Auf der Rückseite war folgender Text aufgeführt:
"Überlassen Sie die Entscheidung über die Eigenständigkeit der Gemeinde A. nicht den Gemeinderäten, sondern entscheiden Sie selber.
Soll die Gemeinde A. als selbständige Gemeinde bestehen bleiben?
Ja Nein
Kreuzen Sie Ihre Entscheidung an.
Name Vorname Geburtsdatum Adresse Unterschrift"
602 Stimmzettel lauteten auf Ja und 24 Stimmzettel auf Nein.
Bei einer am 7. Juni 2009 von der Beklagten in ihrem Gemeindegebiet durchgeführten Bürgerbefragung wurde die Vereinigung der Gemeinde A. mit der Stadt L. und der Samtgemeinde M. mit ihren Mitgliedsgemeinden N., O., Flecken M., P. und Q. von 1017 Bürger befürwortet. 893 Bürger stimmten gegen den Zusammenschluss.
Am 18. Juni 2009 fasste der Rat der Beklagten folgenden Beschluss:
"1. Der Rat der Gemeinde A. beschließt die Neubildung einer Einheitsgemeinde zusammen mit der Stadt L. und der Samtgemeinde M. mit ihren Mitgliedsgemeinden N., O., Flecken M., P. und Q..
2. Der Gebietsänderungsvertrag der Gemeinde A. mit der Stadt L. und der Samtgemeinde M. mit ihren Mitgliedsgemeinden N., O., Flecken M., P. und Q. wird in der vorliegenden Fassung beschlossen.

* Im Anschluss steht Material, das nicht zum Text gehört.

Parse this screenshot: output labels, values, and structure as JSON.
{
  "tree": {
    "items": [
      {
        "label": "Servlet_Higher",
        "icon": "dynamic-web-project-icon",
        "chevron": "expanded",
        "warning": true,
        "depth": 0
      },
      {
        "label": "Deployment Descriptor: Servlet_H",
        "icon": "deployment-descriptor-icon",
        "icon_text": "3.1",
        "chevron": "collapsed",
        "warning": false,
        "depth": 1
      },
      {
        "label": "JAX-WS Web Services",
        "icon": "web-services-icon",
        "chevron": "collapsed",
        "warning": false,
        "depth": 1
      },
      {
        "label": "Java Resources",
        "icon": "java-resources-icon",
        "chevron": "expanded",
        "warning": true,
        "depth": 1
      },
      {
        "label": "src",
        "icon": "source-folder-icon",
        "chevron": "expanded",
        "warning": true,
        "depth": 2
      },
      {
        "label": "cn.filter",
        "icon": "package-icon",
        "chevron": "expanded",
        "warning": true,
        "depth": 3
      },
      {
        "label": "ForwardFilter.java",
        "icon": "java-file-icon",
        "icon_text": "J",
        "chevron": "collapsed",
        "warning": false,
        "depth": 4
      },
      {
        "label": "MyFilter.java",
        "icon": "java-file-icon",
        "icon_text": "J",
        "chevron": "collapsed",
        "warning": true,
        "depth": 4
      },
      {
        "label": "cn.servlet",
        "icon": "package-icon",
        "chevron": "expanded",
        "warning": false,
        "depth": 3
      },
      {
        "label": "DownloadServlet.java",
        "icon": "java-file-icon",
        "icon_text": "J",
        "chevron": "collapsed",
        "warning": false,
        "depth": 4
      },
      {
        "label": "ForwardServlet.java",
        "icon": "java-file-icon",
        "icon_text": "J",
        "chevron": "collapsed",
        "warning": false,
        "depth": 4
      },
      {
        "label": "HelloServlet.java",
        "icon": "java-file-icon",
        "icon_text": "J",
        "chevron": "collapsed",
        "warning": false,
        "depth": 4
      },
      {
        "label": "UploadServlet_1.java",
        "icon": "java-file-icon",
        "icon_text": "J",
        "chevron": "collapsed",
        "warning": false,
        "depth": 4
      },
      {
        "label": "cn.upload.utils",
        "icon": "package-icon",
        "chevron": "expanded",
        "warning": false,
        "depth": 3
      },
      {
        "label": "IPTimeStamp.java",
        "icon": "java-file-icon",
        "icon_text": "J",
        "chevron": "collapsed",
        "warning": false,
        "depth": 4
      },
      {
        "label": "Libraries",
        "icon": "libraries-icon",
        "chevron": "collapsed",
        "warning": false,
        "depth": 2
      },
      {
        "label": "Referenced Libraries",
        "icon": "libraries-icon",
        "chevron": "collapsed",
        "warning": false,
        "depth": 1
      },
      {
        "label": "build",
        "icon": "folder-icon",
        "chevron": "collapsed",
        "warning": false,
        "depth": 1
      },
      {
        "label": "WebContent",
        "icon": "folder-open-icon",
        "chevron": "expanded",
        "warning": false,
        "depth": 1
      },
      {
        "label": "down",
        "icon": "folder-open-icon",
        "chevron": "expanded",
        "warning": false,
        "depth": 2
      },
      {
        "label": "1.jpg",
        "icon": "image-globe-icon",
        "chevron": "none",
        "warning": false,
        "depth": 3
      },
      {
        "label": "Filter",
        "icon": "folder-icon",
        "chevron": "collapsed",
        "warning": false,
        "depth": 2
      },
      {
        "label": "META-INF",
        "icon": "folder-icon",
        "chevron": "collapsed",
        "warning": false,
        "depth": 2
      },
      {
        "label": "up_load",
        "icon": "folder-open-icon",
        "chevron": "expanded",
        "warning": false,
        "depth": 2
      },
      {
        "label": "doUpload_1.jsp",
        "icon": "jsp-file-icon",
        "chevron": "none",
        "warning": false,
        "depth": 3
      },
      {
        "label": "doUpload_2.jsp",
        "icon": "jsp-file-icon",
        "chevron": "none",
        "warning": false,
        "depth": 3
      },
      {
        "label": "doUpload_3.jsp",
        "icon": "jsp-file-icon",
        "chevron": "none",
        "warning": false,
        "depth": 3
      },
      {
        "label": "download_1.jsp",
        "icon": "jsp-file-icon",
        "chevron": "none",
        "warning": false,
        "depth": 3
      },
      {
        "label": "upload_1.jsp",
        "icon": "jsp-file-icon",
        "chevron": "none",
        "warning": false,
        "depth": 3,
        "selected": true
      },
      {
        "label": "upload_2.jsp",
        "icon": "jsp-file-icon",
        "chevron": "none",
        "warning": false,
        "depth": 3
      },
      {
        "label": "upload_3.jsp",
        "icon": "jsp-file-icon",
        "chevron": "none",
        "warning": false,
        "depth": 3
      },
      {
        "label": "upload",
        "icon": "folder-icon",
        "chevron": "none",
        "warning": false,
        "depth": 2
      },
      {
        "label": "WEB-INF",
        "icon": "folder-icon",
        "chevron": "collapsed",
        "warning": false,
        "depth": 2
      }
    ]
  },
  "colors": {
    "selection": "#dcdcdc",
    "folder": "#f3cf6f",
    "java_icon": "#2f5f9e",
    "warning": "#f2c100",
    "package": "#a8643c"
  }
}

3. Der Bürgermeister wird beauftragt, die Zusammenlegung der Gemeinde A. mit der Stadt L. und der Samtgemeinde M. mit ihren Mitgliedsgemeinden N., O., Flecken M., P. und Q. auf Basis der Entscheidung der Räte beim Land zum 1. 11. 2011 zu beantragen."
Mit Bescheid vom 1. Juli 2009, adressiert an Herrn C., teilte die Beklagte der Klägerin mit, dass der Verwaltungsausschuss das Bürgerbegehren der Bürgerinitiative A. - B. - zur Herbeiführung eines Bürgerentscheides als unzulässig erklärt habe. Zur Begründung wurde ausgeführt, dass Hinweise vorlägen, dass schon vor der Anzeige am 30. März 2009 Unterschriften gesammelt worden seien. Es seien 466 gültige Stimmen für die Zulässigkeit des Bürgerbehrens erforderlich. Von den eingereichten Unterschriften seien nur 416 gültig. Ungültig seien die Unterschriften, bei denen die Straßenangaben oder die Ortsangaben fehlten. Aus anderen Gründen seien weitere 37 Stimmzettel ungültig. Damit sei die für das Bürgerbegehren erforderliche Zahl von Unterschriften nicht erreicht worden. Weiter fehle es an einem Vorschlag zur Deckung der mit der Ausführung der Entscheidung verbundenen Kosten oder Einnahmeausfälle. In dem Bürgerbegehren sei nicht erkennbar, wie die mit dem Zusammenschluss mit anderen Gemeinden ermöglichten finanziellen Vorteile ohne die Fusion ausgeglichen oder kompensiert werden könnten.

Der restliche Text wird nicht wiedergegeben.